SAEM Clinical Images Series: Penile Lesion with a Poor Prognosis

A 49-year-old male presented to the emergency department of an academic hospital with the chief concern of penile pain. Prior medical history is notable for end-stage renal disease on hemodialysis three times per week, but the patient has not been dialyzed in the past four days, hypertension, insulin-dependent diabetes mellitus, heart failure with reduced ejection fraction (59% two months prior), seizure disorder, prior pulmonary embolism (eight months prior), a left nephrectomy seven months ago due to a gunshot wound, bradycardia status post permanent pacemaker, duodenal ulcer, and dry gangrene of the left foot. The patient was recently admitted to the hospital eight days prior to presentation for purulent urethral discharge where he received a course of topical antibiotics and was discharged. The patient stated he had 10/10 sharp penile pain since discharge from the hospital. He followed up with all “appropriate” appointments. He noticed that his penis started becoming discolored. He then noticed the pain start and grow in intensity without radiating anywhere else except the glans. He denies any discharge or pain with urination with 2-3 small volume voids daily but denies urine trapping.

GU: There is erythema, tenderness, and discoloration of the penile gland. There is no crepitus or swelling.

The rest of the physical exam is benign.

K: 6.5

Magnesium: 2.6

BUN: 70

Creatinine: 8.7

Alkaline phosphatase: 1562 (baseline 1069-1409)

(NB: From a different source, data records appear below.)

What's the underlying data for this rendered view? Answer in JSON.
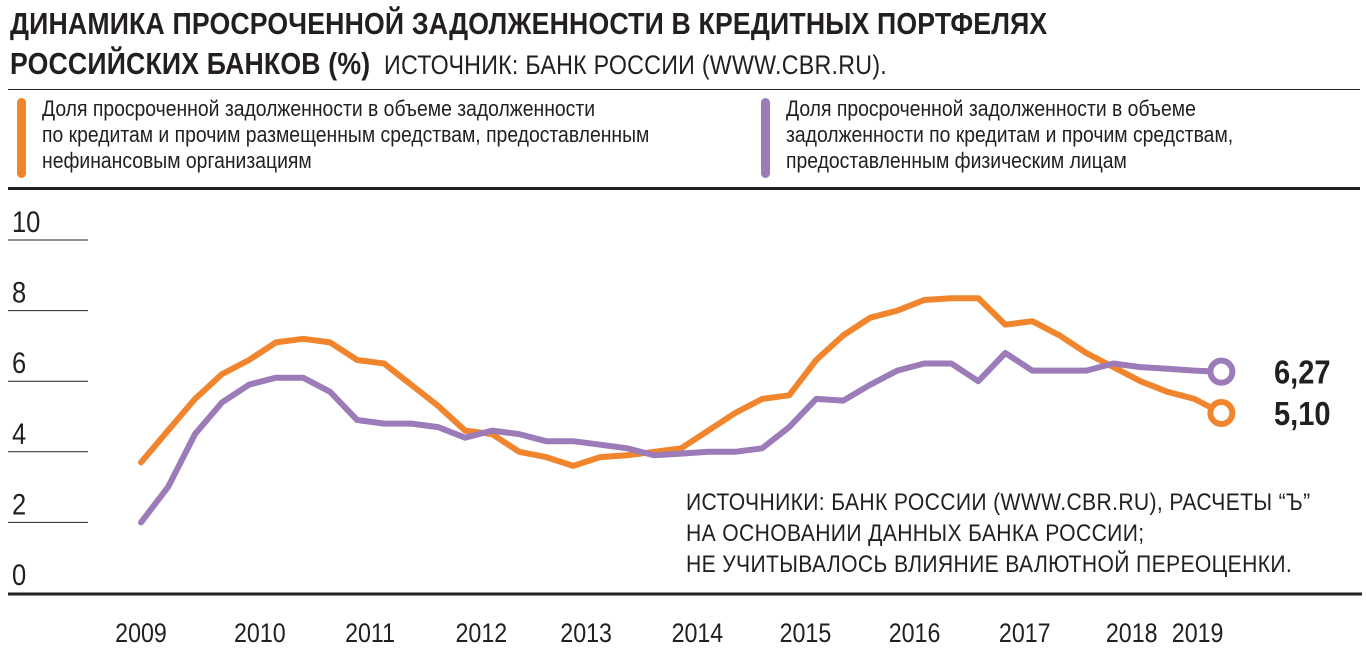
{
  "header": {
    "title_line1": "ДИНАМИКА ПРОСРОЧЕННОЙ ЗАДОЛЖЕННОСТИ В КРЕДИТНЫХ ПОРТФЕЛЯХ",
    "title_line2": "РОССИЙСКИХ БАНКОВ (%)",
    "source": "ИСТОЧНИК: БАНК РОССИИ (WWW.CBR.RU)."
  },
  "legend": [
    {
      "color": "#f0852d",
      "lines": [
        "Доля просроченной задолженности в объеме задолженности",
        "по кредитам и прочим размещенным средствам, предоставленным",
        "нефинансовым организациям"
      ]
    },
    {
      "color": "#9b7bb8",
      "lines": [
        "Доля просроченной задолженности в объеме",
        "задолженности по кредитам и прочим средствам,",
        "предоставленным физическим лицам"
      ]
    }
  ],
  "footnote": [
    "ИСТОЧНИКИ: БАНК РОССИИ (WWW.CBR.RU), РАСЧЕТЫ “Ъ”",
    "НА ОСНОВАНИИ ДАННЫХ БАНКА РОССИИ;",
    "НЕ УЧИТЫВАЛОСЬ ВЛИЯНИЕ ВАЛЮТНОЙ ПЕРЕОЦЕНКИ."
  ],
  "chart_data": {
    "type": "line",
    "title": "Динамика просроченной задолженности в кредитных портфелях российских банков (%)",
    "xlabel": "",
    "ylabel": "",
    "ylim": [
      0,
      10
    ],
    "yticks": [
      "0",
      "2",
      "4",
      "6",
      "8",
      "10"
    ],
    "xlim": [
      2009,
      2019.2
    ],
    "xticks": [
      {
        "label": "2009",
        "pos": 2009.0
      },
      {
        "label": "2010",
        "pos": 2010.1
      },
      {
        "label": "2011",
        "pos": 2011.12
      },
      {
        "label": "2012",
        "pos": 2012.15
      },
      {
        "label": "2013",
        "pos": 2013.12
      },
      {
        "label": "2014",
        "pos": 2014.15
      },
      {
        "label": "2015",
        "pos": 2015.15
      },
      {
        "label": "2016",
        "pos": 2016.16
      },
      {
        "label": "2017",
        "pos": 2017.18
      },
      {
        "label": "2018",
        "pos": 2018.17
      },
      {
        "label": "2019",
        "pos": 2018.78
      }
    ],
    "series": [
      {
        "name": "Нефинансовые организации",
        "color": "#f0852d",
        "end_label": "5,10",
        "x": [
          2009.0,
          2009.25,
          2009.5,
          2009.75,
          2010.0,
          2010.25,
          2010.5,
          2010.75,
          2011.0,
          2011.25,
          2011.5,
          2011.75,
          2012.0,
          2012.25,
          2012.5,
          2012.75,
          2013.0,
          2013.25,
          2013.5,
          2013.75,
          2014.0,
          2014.25,
          2014.5,
          2014.75,
          2015.0,
          2015.25,
          2015.5,
          2015.75,
          2016.0,
          2016.25,
          2016.5,
          2016.75,
          2017.0,
          2017.25,
          2017.5,
          2017.75,
          2018.0,
          2018.25,
          2018.5,
          2018.75,
          2019.0
        ],
        "values": [
          3.7,
          4.6,
          5.5,
          6.2,
          6.6,
          7.1,
          7.2,
          7.1,
          6.6,
          6.5,
          5.9,
          5.3,
          4.6,
          4.5,
          4.0,
          3.85,
          3.6,
          3.85,
          3.9,
          4.0,
          4.1,
          4.6,
          5.1,
          5.5,
          5.6,
          6.6,
          7.3,
          7.8,
          8.0,
          8.3,
          8.35,
          8.35,
          7.6,
          7.7,
          7.3,
          6.8,
          6.4,
          6.0,
          5.7,
          5.5,
          5.1
        ]
      },
      {
        "name": "Физические лица",
        "color": "#9b7bb8",
        "end_label": "6,27",
        "x": [
          2009.0,
          2009.25,
          2009.5,
          2009.75,
          2010.0,
          2010.25,
          2010.5,
          2010.75,
          2011.0,
          2011.25,
          2011.5,
          2011.75,
          2012.0,
          2012.25,
          2012.5,
          2012.75,
          2013.0,
          2013.25,
          2013.5,
          2013.75,
          2014.0,
          2014.25,
          2014.5,
          2014.75,
          2015.0,
          2015.25,
          2015.5,
          2015.75,
          2016.0,
          2016.25,
          2016.5,
          2016.75,
          2017.0,
          2017.25,
          2017.5,
          2017.75,
          2018.0,
          2018.25,
          2018.5,
          2018.75,
          2019.0
        ],
        "values": [
          2.0,
          3.0,
          4.5,
          5.4,
          5.9,
          6.1,
          6.1,
          5.7,
          4.9,
          4.8,
          4.8,
          4.7,
          4.4,
          4.6,
          4.5,
          4.3,
          4.3,
          4.2,
          4.1,
          3.9,
          3.95,
          4.0,
          4.0,
          4.1,
          4.7,
          5.5,
          5.45,
          5.9,
          6.3,
          6.5,
          6.5,
          6.0,
          6.8,
          6.3,
          6.3,
          6.3,
          6.5,
          6.4,
          6.35,
          6.3,
          6.27
        ]
      }
    ],
    "grid": false,
    "legend_position": "top"
  }
}
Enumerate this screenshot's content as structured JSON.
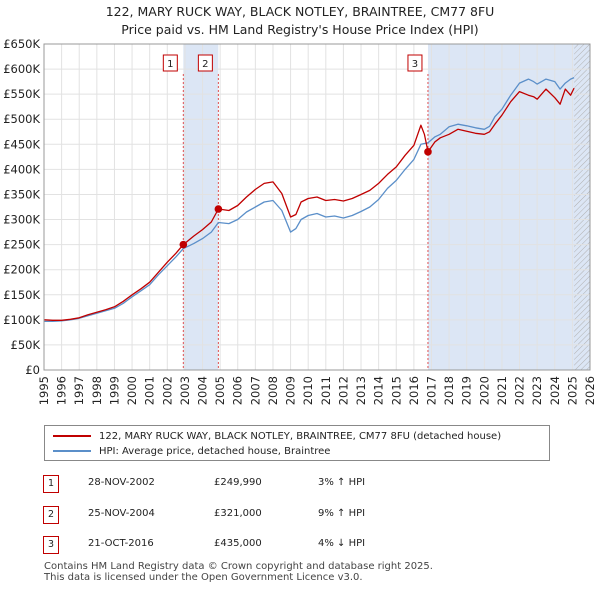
{
  "chart_data": {
    "type": "line",
    "title": "122, MARY RUCK WAY, BLACK NOTLEY, BRAINTREE, CM77 8FU",
    "subtitle": "Price paid vs. HM Land Registry's House Price Index (HPI)",
    "xlim": [
      1995,
      2026
    ],
    "ylim": [
      0,
      650000
    ],
    "x_ticks": [
      1995,
      1996,
      1997,
      1998,
      1999,
      2000,
      2001,
      2002,
      2003,
      2004,
      2005,
      2006,
      2007,
      2008,
      2009,
      2010,
      2011,
      2012,
      2013,
      2014,
      2015,
      2016,
      2017,
      2018,
      2019,
      2020,
      2021,
      2022,
      2023,
      2024,
      2025,
      2026
    ],
    "y_ticks": [
      {
        "value": 0,
        "label": "£0"
      },
      {
        "value": 50000,
        "label": "£50K"
      },
      {
        "value": 100000,
        "label": "£100K"
      },
      {
        "value": 150000,
        "label": "£150K"
      },
      {
        "value": 200000,
        "label": "£200K"
      },
      {
        "value": 250000,
        "label": "£250K"
      },
      {
        "value": 300000,
        "label": "£300K"
      },
      {
        "value": 350000,
        "label": "£350K"
      },
      {
        "value": 400000,
        "label": "£400K"
      },
      {
        "value": 450000,
        "label": "£450K"
      },
      {
        "value": 500000,
        "label": "£500K"
      },
      {
        "value": 550000,
        "label": "£550K"
      },
      {
        "value": 600000,
        "label": "£600K"
      },
      {
        "value": 650000,
        "label": "£650K"
      }
    ],
    "grid": true,
    "shaded_ranges": [
      [
        2002.91,
        2004.9
      ],
      [
        2016.8,
        2026
      ]
    ],
    "hatched_range": [
      2025.1,
      2026
    ],
    "series": [
      {
        "name": "122, MARY RUCK WAY, BLACK NOTLEY, BRAINTREE, CM77 8FU (detached house)",
        "color": "#c00000",
        "x": [
          1995,
          1995.5,
          1996,
          1996.5,
          1997,
          1997.5,
          1998,
          1998.5,
          1999,
          1999.5,
          2000,
          2000.5,
          2001,
          2001.5,
          2002,
          2002.5,
          2002.91,
          2003.5,
          2004,
          2004.5,
          2004.9,
          2005.5,
          2006,
          2006.5,
          2007,
          2007.5,
          2008,
          2008.5,
          2009,
          2009.3,
          2009.6,
          2010,
          2010.5,
          2011,
          2011.5,
          2012,
          2012.5,
          2013,
          2013.5,
          2014,
          2014.5,
          2015,
          2015.5,
          2016,
          2016.4,
          2016.6,
          2016.8,
          2017.2,
          2017.5,
          2018,
          2018.5,
          2019,
          2019.5,
          2020,
          2020.3,
          2020.6,
          2021,
          2021.5,
          2022,
          2022.5,
          2022.8,
          2023,
          2023.5,
          2024,
          2024.3,
          2024.6,
          2024.9,
          2025.1
        ],
        "y": [
          100000,
          99000,
          99000,
          101000,
          104000,
          110000,
          115000,
          120000,
          126000,
          137000,
          150000,
          162000,
          175000,
          195000,
          215000,
          233000,
          249990,
          267000,
          280000,
          295000,
          321000,
          318000,
          328000,
          345000,
          360000,
          372000,
          375000,
          352000,
          305000,
          310000,
          335000,
          342000,
          345000,
          338000,
          340000,
          337000,
          342000,
          350000,
          358000,
          372000,
          390000,
          405000,
          428000,
          448000,
          488000,
          470000,
          435000,
          455000,
          463000,
          470000,
          480000,
          476000,
          472000,
          470000,
          475000,
          490000,
          508000,
          535000,
          555000,
          548000,
          545000,
          540000,
          560000,
          543000,
          530000,
          560000,
          548000,
          562000
        ]
      },
      {
        "name": "HPI: Average price, detached house, Braintree",
        "color": "#5b8fc9",
        "x": [
          1995,
          1995.5,
          1996,
          1996.5,
          1997,
          1997.5,
          1998,
          1998.5,
          1999,
          1999.5,
          2000,
          2000.5,
          2001,
          2001.5,
          2002,
          2002.5,
          2002.91,
          2003.5,
          2004,
          2004.5,
          2004.9,
          2005.5,
          2006,
          2006.5,
          2007,
          2007.5,
          2008,
          2008.5,
          2009,
          2009.3,
          2009.6,
          2010,
          2010.5,
          2011,
          2011.5,
          2012,
          2012.5,
          2013,
          2013.5,
          2014,
          2014.5,
          2015,
          2015.5,
          2016,
          2016.4,
          2016.8,
          2017.2,
          2017.5,
          2018,
          2018.5,
          2019,
          2019.5,
          2020,
          2020.3,
          2020.6,
          2021,
          2021.5,
          2022,
          2022.5,
          2022.8,
          2023,
          2023.5,
          2024,
          2024.3,
          2024.6,
          2024.9,
          2025.1
        ],
        "y": [
          97000,
          97000,
          98000,
          100000,
          103000,
          108000,
          113000,
          118000,
          123000,
          133000,
          146000,
          158000,
          170000,
          190000,
          208000,
          226000,
          242000,
          252000,
          262000,
          275000,
          294000,
          292000,
          300000,
          315000,
          325000,
          335000,
          338000,
          318000,
          275000,
          282000,
          300000,
          308000,
          312000,
          305000,
          307000,
          303000,
          308000,
          316000,
          325000,
          340000,
          362000,
          378000,
          400000,
          420000,
          450000,
          453000,
          465000,
          470000,
          485000,
          490000,
          487000,
          483000,
          480000,
          486000,
          505000,
          520000,
          548000,
          572000,
          580000,
          575000,
          570000,
          580000,
          575000,
          560000,
          572000,
          580000,
          583000
        ]
      }
    ],
    "markers": [
      {
        "label": "1",
        "x": 2002.91,
        "y": 249990
      },
      {
        "label": "2",
        "x": 2004.9,
        "y": 321000
      },
      {
        "label": "3",
        "x": 2016.8,
        "y": 435000
      }
    ]
  },
  "legend": {
    "items": [
      {
        "label": "122, MARY RUCK WAY, BLACK NOTLEY, BRAINTREE, CM77 8FU (detached house)",
        "color": "#c00000"
      },
      {
        "label": "HPI: Average price, detached house, Braintree",
        "color": "#5b8fc9"
      }
    ]
  },
  "sales": [
    {
      "num": "1",
      "date": "28-NOV-2002",
      "price": "£249,990",
      "hpi": "3% ↑ HPI"
    },
    {
      "num": "2",
      "date": "25-NOV-2004",
      "price": "£321,000",
      "hpi": "9% ↑ HPI"
    },
    {
      "num": "3",
      "date": "21-OCT-2016",
      "price": "£435,000",
      "hpi": "4% ↓ HPI"
    }
  ],
  "footer": {
    "line1": "Contains HM Land Registry data © Crown copyright and database right 2025.",
    "line2": "This data is licensed under the Open Government Licence v3.0."
  }
}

Hemoglobin: 8.9 (at baseline)

WBC: 18.7 (monocyte predominance)

Calcinosis is characterized by the presence of precipitated calcium crystals in soft tissue. The condition is divided into 5 subtypes based on etiology and severity: dystrophic, metastatic, idiopathic, iatrogenic, and calciphylaxis (1). Dystrophic calcinosis cutis is caused by local trauma to the tissue, such as by repeated intravenous access, heel sticks, or other procedures, and is present in patients with normal calcium and phosphorus levels (1). Metastatic calcinosis cutis occurs in patients with underlying disorders of calcium or phosphorus metabolism (and therefore abnormal calcium and phosphorus levels) and can also be associated with calcium deposition in blood vessels, lungs, kidneys, and intestines (1). Iatrogenic calcinosis cutis is caused by the extravasation of intravenous calcium gluconate, calcium chloride, or fluids containing phosphorus (1). Idiopathic calcinosis cutis occurs in the absence of underlying causes like metabolic disorders or tissue damage. Calciphylaxis is the most serious subtype, defined as a vasculopathy of small and medium vessels that leads to ischemic necrosis.

Calciphylaxis is also known as uremic gangrene syndrome or calcific uremic arteriolopathy and is most often seen in patients with chronic renal failure, specifically those on hemodialysis. It is associated with extreme pain, infection, and a 60% to 80% mortality rate in the setting of few and frequently ineffective therapeutic options (2,3). Because of the rich vascular network of the penis, penile calciphylaxis is rare and is often associated with a poor prognosis having an overall mortality rate of 64% and an average of 2.5 months to death (4).

Take-Home Points

  • Calciphylaxis is the presence of calcium crystals in soft tissues and is often seen in hemodialysis patients.
  • Penile calciphylaxis is a rare finding that often portends a poor prognosis with a high mortality rate.

  • Nunley JR. Calcinosis cutis.
  • Vedvyas, C., Winterfield, L. S., & Vleugels, R. A. (2012). Calciphylaxis: a systematic review of existing and emerging therapies. Journal of the American Academy of Dermatology, 67(6), e253–e260.
  • Nigwekar SU, Kroshinsky D, Nazarian RM, Goverman J, Malhotra R, Jackson VA, Kamdar MM, Steele DJ, Thadhani RI. Calciphylaxis: risk factors, diagnosis, and treatment. Am J Kidney Dis. 2015 Jul;66(1):133-46. doi: 10.1053/j.ajkd.2015.01.034. Epub 2015 May 7. PMID: 25960299; PMCID: PMC4696752.
  • Yang TY, Wang TY, Chen M, Sun FJ, Chiu AW, Chen YH. Penile Calciphylaxis in a Patient with End-stage Renal Disease: A Case Report and Review of the Literature. Open Med (Wars). 2018 May 9;13:158-163. doi: 10.1515/med-2018-0025. PMID: 29756051; PMCID: PMC5941707.